We were at Puerto Williams because to go anywhere in Chile you need a cruising permit – a ‘zarpe’ – and to get that you need to go to the armada and the armada are at Puerto Williams. In fact the armada ARE Puerto Williams, and very neat and spruce they are too. Berthing is relatively easy in Puerto Williams: go in, find an old sunken ship called the Micalvi and tie up next to it. Staying berthed is not so easy with furious williwaws roaring down from the hills with such a force that they threaten to pull the cleats from your deck. High above the Micalvi are the jagged peaks of ‘The Teeth of Navarino Island’ with a Chilean flag flogging itself to pieces on one of the foothills known as the hill of the Bandera. Now the national flag is a thing to be respected, so pity the official who must climb the hill each evening so that Chile’s glory is fresh and un-ragged for the morning.

Not such a long climb away I came across a well respected white memorial – complete with flag and gun – looking at who the gent was I was staggered to come face-to-face with the 10th Earl of Dundonald. After Lord Cochrane had been thrown out of the navy following a stock exchange fraud scandal he went to south america and founded the Chilean Armada. In Scotland we only vaguely know who Cochrane was because there are pubs named for him, in Chile he is a respected father of the country.

From Puerto Williams we headed East, passing Ushuaia on Malvinas day with impressive fly-pasts for the presidential visit to the memorial to Argentina’s dead on what Reagan had described as those ‘ice-cold ity-bity pieces of land down there’. Passions still run high in Argentina over the Malvinas and Ushuaia’s airport is called the Malvinas which makes for a heart-stopping moment when you get off the plane expecting to see Ushuaia as the name .

Wonderland

And so into a wonderland that I have never anticipated.
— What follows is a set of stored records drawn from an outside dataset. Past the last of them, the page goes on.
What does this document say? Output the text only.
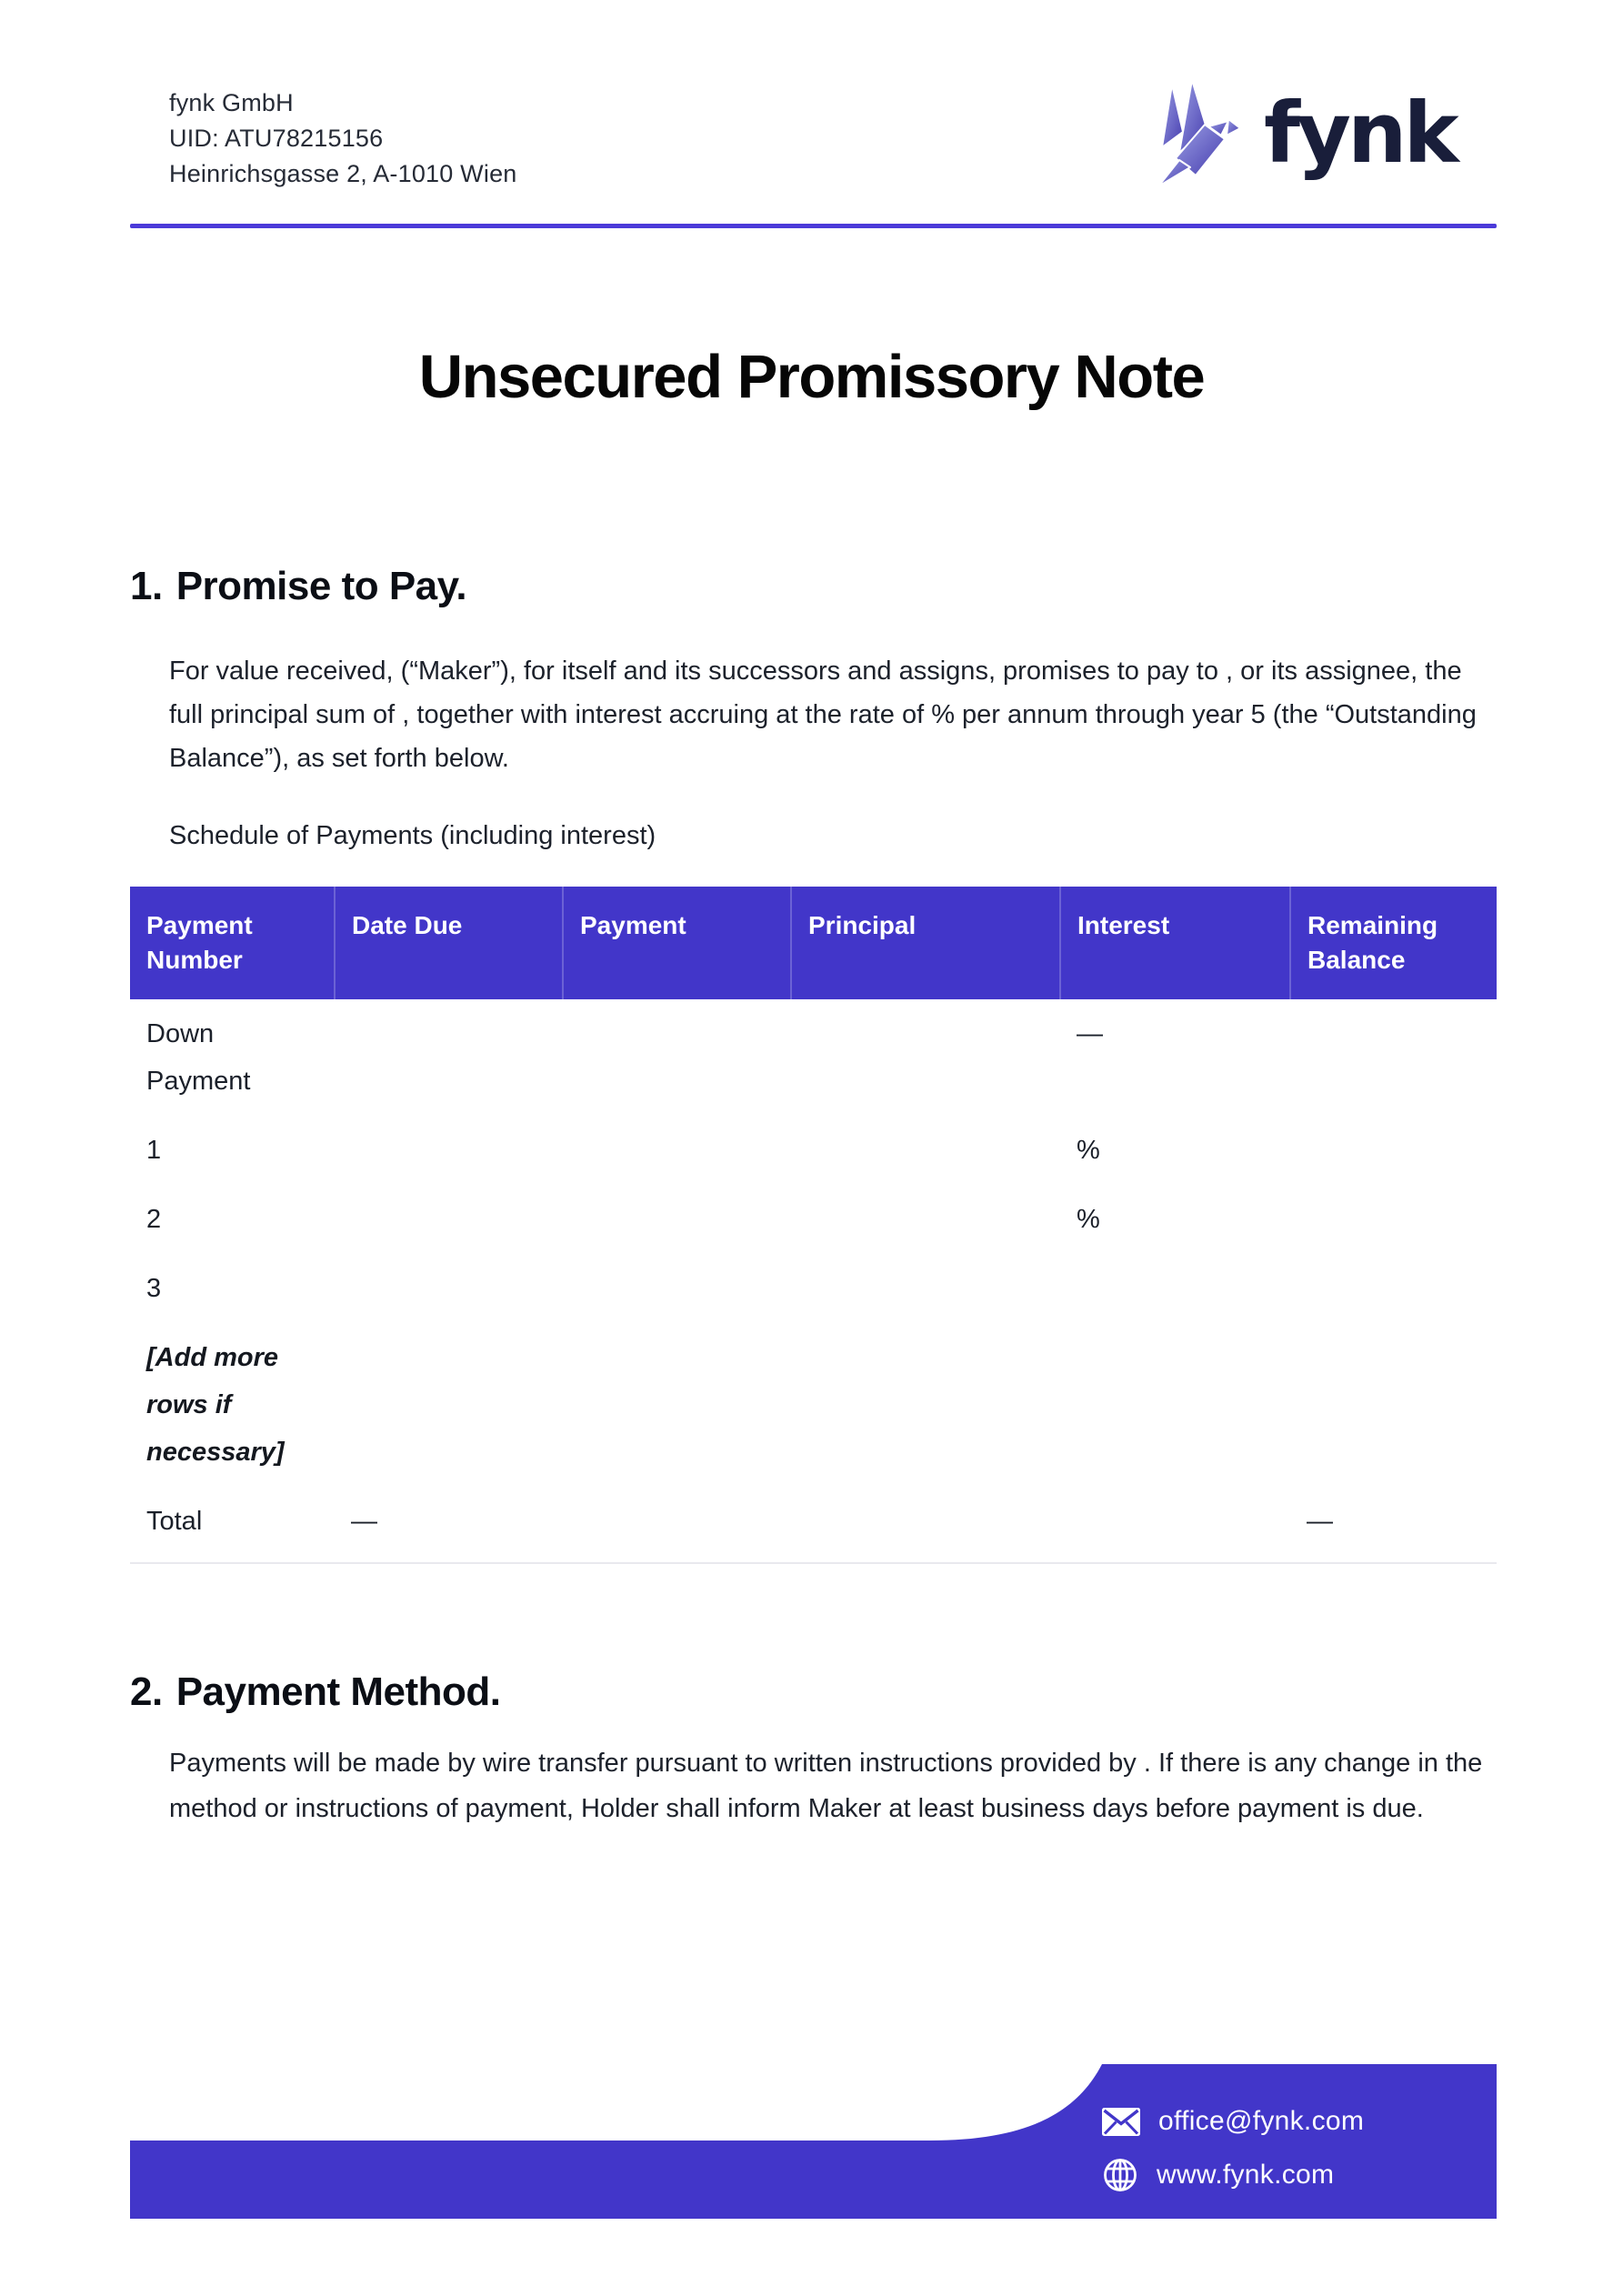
fynk GmbH
UID: ATU78215156
Heinrichsgasse 2, A-1010 Wien	fynk
Unsecured Promissory Note
1. Promise to Pay.

For value received, (“Maker”), for itself and its successors and assigns, promises to pay to , or its assignee, the full principal sum of , together with interest accruing at the rate of % per annum through year 5 (the “Outstanding Balance”), as set forth below.

Schedule of Payments (including interest)

Payment Number	Date Due	Payment	Principal	Interest	Remaining Balance
Down Payment				—	
1				%	
2				%	
3					
[Add more rows if necessary]					
Total	—				—
2. Payment Method.

Payments will be made by wire transfer pursuant to written instructions provided by . If there is any change in the method or instructions of payment, Holder shall inform Maker at least business days before payment is due.

office@fynk.com
www.fynk.com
Ghosting through very shallow waters over submerged terminal moraine at the entrance to the fjord for the Romansche Glacier with gratitude to our swing keel and rudder.

Past sea lions and white breasted cormorants so close on massive moraine boulders that you could reach out and touch them – apparently unconcerned as if they had not seen mankind since his expulsion from Eden.

A sea which suddenly turns to milk with the melt-water solids brought down by waterfalls from the glacier’s nose. Then on to Seno Pia, nudging past brash and bergy-bits and right up to the floating glacier. The ice an impossible blue like the raw material for some kid’s slush puppy. Ice falls crashing into the sea and sending mini-tsunamis across the bay and forcing our retreat. Anchorage in Beaulieu with views so spectacular of Mount Darwin and the glaciers that words are inadequate.

Apparently in the 1920’s polish Jews popularised the phrase ‘Go South Young Man’ to persuade their sons to emigrate to Brazil. The southern canals are wonderful – heed the advice and Go.

Spike

Bio

Mark Holbrook….known as ‘Spike’

Like everybody else I sailed up the Guadiana on a boat about 15 years ago and got stuck. It is not for nothing that the Guadiana is known as ‘Port Velcro’. Now, together with my partner Kari I live in Alcoutim and have a finca on the other side of the river downstream from Sanlucar de Guadiana. My next birthday will be the big one that has ‘7’ in it so I am well retired now but in the past I was a scientific instrument maker in Scotland near Glasgow. I have been married (several times), divorced (also several times) and have two daughters who get on with their lives and ignore mine.

I am pretty keenly into hobbies which come and go frequently and currently include Ham Radio, Astrophotography, Photography of everything else and riding my Italian motorcycles much too fast.